Being Mayo, the win wasn't without a touch of drama. Despite leading on two occasions by eight points, James Horan's side still contrived to give their thousands of fans a collective fright at the death when they conceded a goal direct from Shane Walsh close-in free.
In the three successive Connacht championship ties Mayo lost to Galway since 2016 they only managed to score one goal. But by the ninth minute James Carr - who had made an impressive senior debut in the league final - had hit two, his second a contender for 'Goal of the Season.'
Apart from a 16-minute spell in the second half when they held Mayo scoreless and kicked 0-5 Galway were second best. And they didn't make the most of this period of dominance as Liam Silke's weakly struck penalty was saved at the expense of a converted '45 by Mayo keeper David Clarke in the 55th minute.
"Our aim was to win the game and get into the Super 8s. We're really happy with the start and the energy we showed throughout the whole game.
"Overall the work-rate and effort was very good and obviously we're happy to be heading down to Kerry next weekend," said Mayo boss James Horan, who maintained his proud record of having never managed a losing Mayo side against Galway in championship football.
Mayo now face Kerry (away) Meath/Clare (Croke Park) and Donegal (Castlebar) over the next four weeks in their first appearance in the Super 8s.
The future of Galway boss Kevin Walsh, who has been five seasons at the helm, is now in doubt. But Damien Comer, who was introduced at half time for his first appearance since last year's All-Ireland semi-final, launched a spirited defence of his manager.
"Kevin has given us great benefits throughout his tenure. I think it's actually pretty embarrassing the press he has got over the last few years and the criticism he has come under.

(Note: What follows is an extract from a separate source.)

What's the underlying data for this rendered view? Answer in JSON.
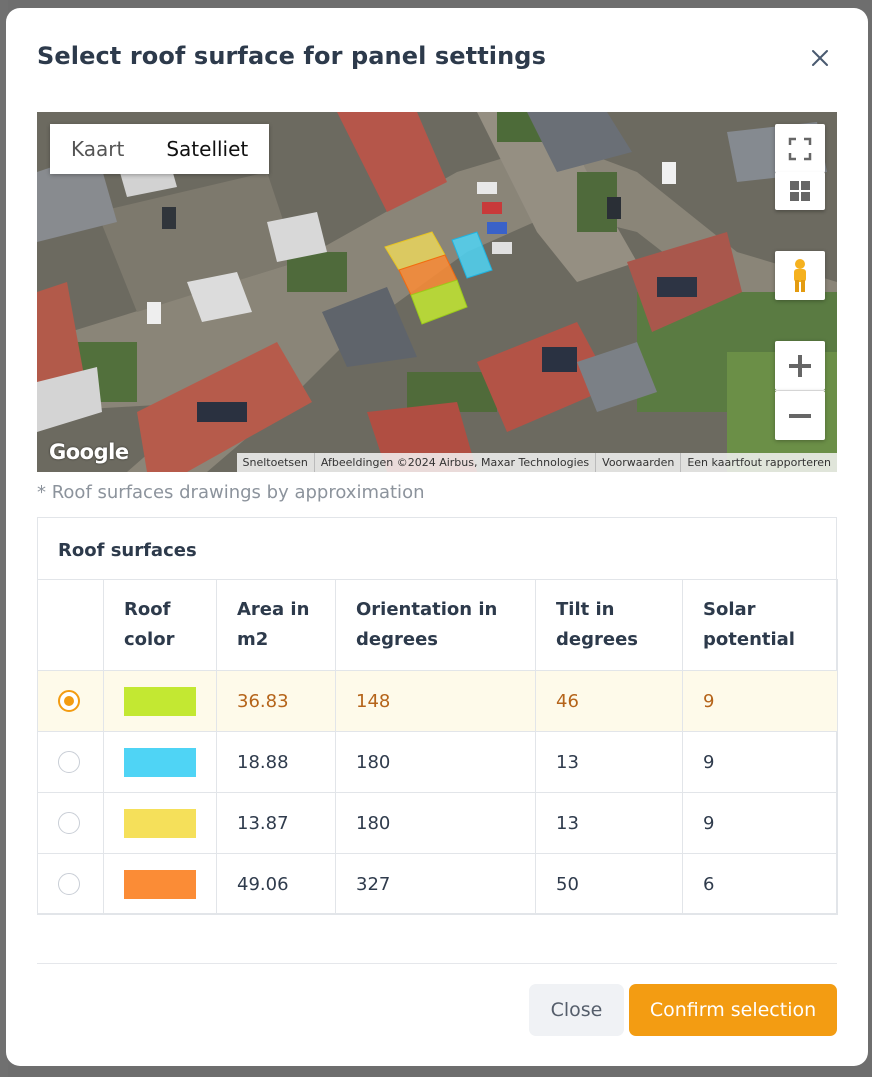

"If you seen the way Galway football was when he came and see where it is now it is great credit to the man. I don't think he is any way deserving of the harsh criticism that he has come under and it's probably lazy journalism in some ways .
"But it's very disrespect to a man who had done so much for Galway football in the past and who still continues to do so much for Galway football from the sidelines and that has gone unnoticed in the wider media and in the general public," said Comer, whose only consolation was that 'we died with our boots on.'
Walsh suggested that the game was there for winning. "You look at missing a penalty, conceding a poor goal, hitting the post and missing one or two frees and a few awful decisions which put us on the back foot as well. I know referees are under serious pressure but there is agendas probably being driven by the top, it probably puts pressure on them to make all the silly decisions," he claimed.
The Mayo improvement was particularly evident in their full-back line and in the performance of sweeper Colm Boyle. "He showed immense leadership," suggested Horan. Up front Darren Coen is becoming more influential and his 62nd minute point was arguably the key score of the second half as it halted the Galway revival.
scorers - Mayo: J Carr 2-0, C O'Connor 0-6 (5f), D Coen 0-3, K McLoughlin, S Coen, D Vaughan, J Doherty 0-1 each.
Galway: S Walsh 1-3 (1f -2f, 1 45) P Cooke 0-4, E Brannigan 0-2, C McDaid, G O'Donnell, M Daly, K Molloy 0-1 each.